Suppose you use some other point $\boldsymbol r_1$ that is fixed from the perspective of the rotation frame (i.e., $\left(\frac{d(\boldsymbol r_1-\boldsymbol r_0)}{dt}\right)_r \equiv 0$. Go through the math (an exercise I'll leave up to you) and you'll find that
$$ \left(\frac{d\boldsymbol r}{dt}\right)_s =
\left(\frac{d\boldsymbol r_1}{dt}\right)_s
+ \left(\frac{d(\boldsymbol r - \boldsymbol r_1)}{dt}\right)_r
+\boldsymbol \omega\times(\boldsymbol r - \boldsymbol r_1)$$
In other words, the angular velocity $\boldsymbol \omega$ is independent of the choice of origin.
Best Answer
Imagine that the rigid body is fixed in the $Oxy$ co-ordinate plane. The rigid body need not overlap the origin $O$. If the co-ordinate plane is rotated (eg about the origin $O$) then every line in the plane rotates through the same angle, regardless of its position. Each of the two points at the ends of any line rotates through the same angle about the other. This is true whether the two points both lie inside the rigid body, or one inside and one outside, or both outside.
Angular velocity is the rate of rotation, so what is true about angles applies also for angular velocity.
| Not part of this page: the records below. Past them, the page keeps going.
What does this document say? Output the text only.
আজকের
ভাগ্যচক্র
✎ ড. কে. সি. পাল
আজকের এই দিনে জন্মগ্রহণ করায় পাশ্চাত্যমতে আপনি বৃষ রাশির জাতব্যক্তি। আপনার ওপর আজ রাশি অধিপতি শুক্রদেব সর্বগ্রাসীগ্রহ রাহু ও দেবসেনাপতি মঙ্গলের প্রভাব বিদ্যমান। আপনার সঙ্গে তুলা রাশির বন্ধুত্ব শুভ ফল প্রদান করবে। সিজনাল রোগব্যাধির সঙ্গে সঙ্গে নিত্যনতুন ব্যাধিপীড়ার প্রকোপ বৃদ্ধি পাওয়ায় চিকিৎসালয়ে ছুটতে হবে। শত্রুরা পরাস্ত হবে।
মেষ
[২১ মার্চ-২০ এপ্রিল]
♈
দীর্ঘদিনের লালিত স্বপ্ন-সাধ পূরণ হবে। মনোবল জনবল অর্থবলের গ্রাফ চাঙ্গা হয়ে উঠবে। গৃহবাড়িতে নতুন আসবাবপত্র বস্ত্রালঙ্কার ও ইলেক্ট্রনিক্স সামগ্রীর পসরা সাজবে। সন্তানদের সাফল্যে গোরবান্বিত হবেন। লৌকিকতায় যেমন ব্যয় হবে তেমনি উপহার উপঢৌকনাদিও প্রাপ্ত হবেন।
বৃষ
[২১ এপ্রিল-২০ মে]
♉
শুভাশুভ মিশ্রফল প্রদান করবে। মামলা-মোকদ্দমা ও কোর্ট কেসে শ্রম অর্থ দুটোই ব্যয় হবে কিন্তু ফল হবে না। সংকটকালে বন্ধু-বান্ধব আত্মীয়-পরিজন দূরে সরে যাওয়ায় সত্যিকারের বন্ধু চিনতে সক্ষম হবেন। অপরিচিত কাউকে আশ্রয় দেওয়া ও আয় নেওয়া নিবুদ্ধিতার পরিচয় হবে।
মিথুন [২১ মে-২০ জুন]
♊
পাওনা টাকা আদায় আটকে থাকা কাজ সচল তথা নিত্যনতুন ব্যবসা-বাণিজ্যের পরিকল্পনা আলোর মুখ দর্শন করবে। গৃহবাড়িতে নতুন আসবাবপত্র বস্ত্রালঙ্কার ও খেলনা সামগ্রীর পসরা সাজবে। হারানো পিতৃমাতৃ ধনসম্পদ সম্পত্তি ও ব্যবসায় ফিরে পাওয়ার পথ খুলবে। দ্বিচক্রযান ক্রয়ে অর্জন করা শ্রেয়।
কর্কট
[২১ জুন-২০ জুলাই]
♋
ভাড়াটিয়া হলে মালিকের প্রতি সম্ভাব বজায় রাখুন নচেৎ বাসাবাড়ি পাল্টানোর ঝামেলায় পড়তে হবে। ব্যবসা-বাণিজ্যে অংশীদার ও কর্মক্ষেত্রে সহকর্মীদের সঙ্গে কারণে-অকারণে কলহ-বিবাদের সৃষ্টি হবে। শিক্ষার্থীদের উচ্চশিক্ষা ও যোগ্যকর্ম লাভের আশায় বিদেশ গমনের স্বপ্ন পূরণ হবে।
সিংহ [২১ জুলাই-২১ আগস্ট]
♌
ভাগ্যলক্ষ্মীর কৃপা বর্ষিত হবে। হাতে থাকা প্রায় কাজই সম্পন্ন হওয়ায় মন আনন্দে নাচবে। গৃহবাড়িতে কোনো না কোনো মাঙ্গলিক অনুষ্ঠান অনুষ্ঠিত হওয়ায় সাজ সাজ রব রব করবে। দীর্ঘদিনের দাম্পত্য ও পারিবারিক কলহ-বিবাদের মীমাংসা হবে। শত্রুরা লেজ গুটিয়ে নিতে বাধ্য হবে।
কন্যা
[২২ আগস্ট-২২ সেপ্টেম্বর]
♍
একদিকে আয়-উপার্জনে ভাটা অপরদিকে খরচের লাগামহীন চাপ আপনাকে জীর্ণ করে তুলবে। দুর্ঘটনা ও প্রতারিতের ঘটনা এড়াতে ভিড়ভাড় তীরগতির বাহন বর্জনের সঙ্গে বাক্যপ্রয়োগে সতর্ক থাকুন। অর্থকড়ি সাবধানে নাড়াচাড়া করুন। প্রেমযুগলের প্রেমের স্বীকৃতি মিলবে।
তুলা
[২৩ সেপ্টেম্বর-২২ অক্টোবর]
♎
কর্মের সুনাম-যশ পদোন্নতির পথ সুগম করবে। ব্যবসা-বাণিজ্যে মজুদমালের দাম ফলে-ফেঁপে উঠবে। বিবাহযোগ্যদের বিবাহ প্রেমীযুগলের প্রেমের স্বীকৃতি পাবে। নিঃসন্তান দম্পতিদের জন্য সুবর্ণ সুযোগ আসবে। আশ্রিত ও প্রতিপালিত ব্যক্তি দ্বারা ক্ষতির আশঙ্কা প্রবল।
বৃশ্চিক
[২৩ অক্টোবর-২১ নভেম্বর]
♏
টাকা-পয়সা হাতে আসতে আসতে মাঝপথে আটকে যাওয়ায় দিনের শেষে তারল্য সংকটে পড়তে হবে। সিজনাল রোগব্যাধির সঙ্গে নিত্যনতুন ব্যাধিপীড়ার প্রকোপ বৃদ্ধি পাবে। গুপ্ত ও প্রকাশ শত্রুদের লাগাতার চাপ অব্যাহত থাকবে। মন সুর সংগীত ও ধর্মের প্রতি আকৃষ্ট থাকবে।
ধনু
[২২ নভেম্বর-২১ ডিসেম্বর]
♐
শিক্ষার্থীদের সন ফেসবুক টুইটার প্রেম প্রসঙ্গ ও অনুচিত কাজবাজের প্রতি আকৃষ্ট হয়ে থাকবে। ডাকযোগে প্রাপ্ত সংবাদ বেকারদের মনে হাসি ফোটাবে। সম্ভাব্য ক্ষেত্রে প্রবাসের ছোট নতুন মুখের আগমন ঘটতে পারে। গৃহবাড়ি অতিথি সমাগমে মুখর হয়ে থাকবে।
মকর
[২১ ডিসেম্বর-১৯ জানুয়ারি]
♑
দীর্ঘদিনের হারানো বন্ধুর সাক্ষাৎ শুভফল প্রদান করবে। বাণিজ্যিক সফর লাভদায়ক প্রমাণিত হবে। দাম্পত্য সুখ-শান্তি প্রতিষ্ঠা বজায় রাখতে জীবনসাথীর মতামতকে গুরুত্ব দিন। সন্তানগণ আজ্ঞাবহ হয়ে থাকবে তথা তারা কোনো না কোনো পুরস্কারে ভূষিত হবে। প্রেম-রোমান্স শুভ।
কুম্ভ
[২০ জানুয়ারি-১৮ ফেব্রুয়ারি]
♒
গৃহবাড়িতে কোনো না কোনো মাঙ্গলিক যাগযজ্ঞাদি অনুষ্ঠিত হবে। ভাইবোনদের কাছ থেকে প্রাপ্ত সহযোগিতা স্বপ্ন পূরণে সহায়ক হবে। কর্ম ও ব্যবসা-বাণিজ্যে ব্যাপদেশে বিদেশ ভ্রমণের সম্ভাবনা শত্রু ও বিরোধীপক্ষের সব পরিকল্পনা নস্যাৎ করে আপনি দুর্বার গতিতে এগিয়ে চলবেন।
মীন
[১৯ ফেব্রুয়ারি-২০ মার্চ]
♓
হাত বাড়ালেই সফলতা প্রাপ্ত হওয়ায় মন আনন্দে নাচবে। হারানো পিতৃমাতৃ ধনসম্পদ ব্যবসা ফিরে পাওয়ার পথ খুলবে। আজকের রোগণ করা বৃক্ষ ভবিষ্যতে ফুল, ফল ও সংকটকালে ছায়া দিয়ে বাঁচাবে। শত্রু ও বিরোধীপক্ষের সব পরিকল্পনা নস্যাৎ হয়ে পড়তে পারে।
Consequently, when an axis is chosen outside of a rigid body, the angular velocity is only the same as that measured within the rigid body if the axis rotates as though it were part of the rigid body. For example, the whole co-ordinate plane could be regarded as a rigid body which has finite density inside the region occupied by the object of interest and zero density outside of the object in the rest of the plane.
The constant angular velocity $\omega$ between two points within the rigid body is intrinsic to the rigid body. It does not hold between two points one inside and one outside of the rigid body.
If the external axis (origin $O$) rotates relative to the rigid body this is equivalent to the rigid body rotating relative to the co-ordinate system $Oxy$. In this case, in general the angular velocity $\Omega_P$ of a point $P$ within the rigid body relative to $O$ is not only different from the intrinsic angular velocity $\omega$ within the rigid body, it is also not constant.
Suppose some point $C$ within the rigid body is at rest (perhaps instantaneously) in the $Oxy$ frame. Any point $P$ within the rigid body rotates about $C$ with constant angular velocity $\omega$. The angular velocity $\Omega_P$ of $P$ about $O$ varies as $P$ rotates about $C$. At $P_1, P_3$ the velocity of $P$ is aligned with the vector $OP$, so $\Omega_P$ is zero. At $P_2, P_4$ the point $P$ is aligned with vector $OC$ and $\Omega_P$ reaches a local maximum.
If the centre of rotation $C$ is rotating about $O$ then $\Omega_P$ is even more difficult to calculate except in special cases. One special case is when $C$ rotates about $O$ with the same angular velocity $\omega$ with which $P$ rotates about $C$. Then the angular velocity $\Omega_P=\omega$.